En Miedo a morir, película dirigida en 1960 por Yasuzo Masumura, hay un drama que se resiste a desaparecer, aunque el mundo aparente ir en su contra. Prefigurando con sus patillas, su blazer y sus modos simiescos a Arsenio (o Aramis) Lupin, animé que Miyazaki llevaría a la televisión pocos años después, Yukio Mishima encarna a Takeo Asahina, un personaje que cumple con todos los requisitos del género yakuza: marginal, bestial y curtido por un pasado que se infiere tormentoso. Su personalidad se resquebraja cuando llega el amor de la mano de la bella Ayako Wakao, una mujer que, al igual que él, constituye una suerte de antítesis de los ideales de nuestro presente de deconstrucción, culto a la empatía y nuevas masculinidades.

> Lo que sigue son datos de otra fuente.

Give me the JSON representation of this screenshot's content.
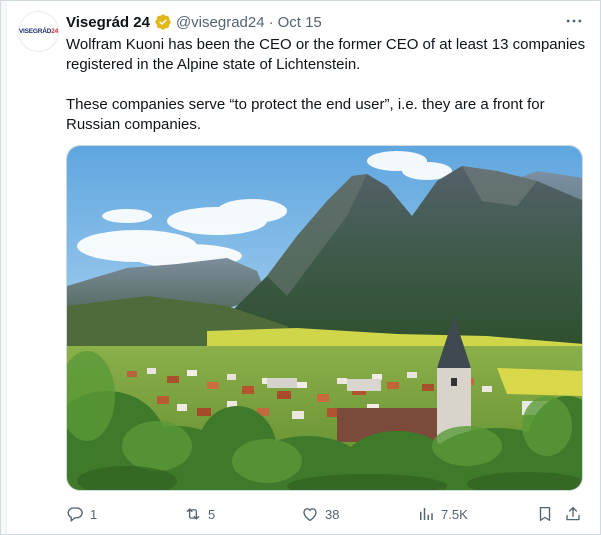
{
  "author": {
    "display_name": "Visegrád 24",
    "handle": "@visegrad24",
    "date": "Oct 15",
    "avatar_text_main": "VISEGRÁD",
    "avatar_text_num": "24"
  },
  "tweet": {
    "paragraph_1": "Wolfram Kuoni has been the CEO or the former CEO of at least 13 companies registered in the Alpine state of Lichtenstein.",
    "paragraph_2": "These companies serve “to protect the end user”, i.e. they are a front for Russian companies."
  },
  "metrics": {
    "replies": "1",
    "retweets": "5",
    "likes": "38",
    "views": "7.5K"
  },
  "icons": {
    "verified": "verified-badge-icon",
    "more": "more-icon",
    "reply": "reply-icon",
    "retweet": "retweet-icon",
    "like": "heart-icon",
    "views": "views-icon",
    "bookmark": "bookmark-icon",
    "share": "share-icon"
  },
  "colors": {
    "verified_gold": "#e2b719",
    "secondary_text": "#536471",
    "primary_text": "#0f1419"
  }
}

Ayako legitima el mal trato físico que Takeo, inepto para las terneces, le prodiga y, frente a un embarazo no deseado que promete complicar aún más su economía, se resiste al aborto y lo convence de formar una familia buena y legal. Lejos de aleccionar, la película aborda un problema universal y vigente que en Argentina es bien conocido pese a no protagonizar las agendas públicas: la violencia derivada de la falta de perspectivas garantes de un mínimo bienestar. Una violencia invariablemente atada a la pobreza que “se mama desde la cuna”, que socava las posibilidades de pensar críticamente y que es expandida, como una metástasis, a todos los ámbitos de la vida.
Tras haber cedido al impulso de obrar bien, Takeo comprobará que estaba irremediablemente condenado al mal, como sucede con tantas personas que comprenden que nunca serán incorporadas a las estructuras que tienen al alcance los estratos medios y altos. Verá una puerta de salida, una escalera mecánica y muchas balas, al igual que el Carlito Brigante de Brian De Palma y que tantos otros hombres, reales y de película, cuya disyuntiva más frecuente es matar o morir.